A similar subject appears in an earlier painting, *Sine labe* (*Without Sin*), which Serena exhibited at the Venice Biennale in 1897, as indicated by the inscription the artist placed in the lower right corner of this work. In that version, however, the mother and daughter found comfort in the presence of an angelic figure summoned by their plea; here, with divine intervention excluded, the focus shifts to the raw human drama of the two figures, left alone and abandoned.

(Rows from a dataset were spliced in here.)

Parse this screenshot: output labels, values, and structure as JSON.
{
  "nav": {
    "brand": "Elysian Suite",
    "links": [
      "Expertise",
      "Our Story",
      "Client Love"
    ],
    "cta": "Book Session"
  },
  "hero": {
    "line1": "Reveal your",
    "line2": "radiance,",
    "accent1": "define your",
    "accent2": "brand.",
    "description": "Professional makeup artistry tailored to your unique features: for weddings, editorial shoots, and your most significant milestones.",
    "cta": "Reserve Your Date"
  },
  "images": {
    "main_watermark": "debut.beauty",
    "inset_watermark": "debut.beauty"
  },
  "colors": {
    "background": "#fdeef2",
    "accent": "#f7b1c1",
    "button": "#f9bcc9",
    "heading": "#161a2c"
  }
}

In the final decade of the 19th century, Serena turned to themes of social realism, widely explored in Italy by artists such as Induno and Morbelli. In Venice, the same poetic attention to the humble was embraced and reinterpreted by his fellow student, Luigi Nono. The anguish of Serena’s *Victims* echoes Nono’s masterpiece, *Refugium peccatorum*, presented at the 1883 Rome Exhibition of Fine Arts, which garnered widespread acclaim and significantly influenced the “sentimental” artistic current.
Despite mixed critical reception and resistance from bourgeois collectors—who preferred genre scenes—Serena’s shift toward social themes reveals his engagement with emerging artistic trends. Although these works represent a relatively minor part of his output, they achieve a modern sense of dramatic expression, as seen in *The Death of Pierrot* (1897).
Thanks to his invited participation in the Venice Biennale and, earlier, the prize he received at the 1889 Paris Universal Exposition (for *El stalo*), Serena earned recognition for his work, which alternated between local exhibitions and those of national and international scope.
The painting was purchased by the Municipality of Treviso in 1906 and became part of the civic collections then directed by Luigi Bailo.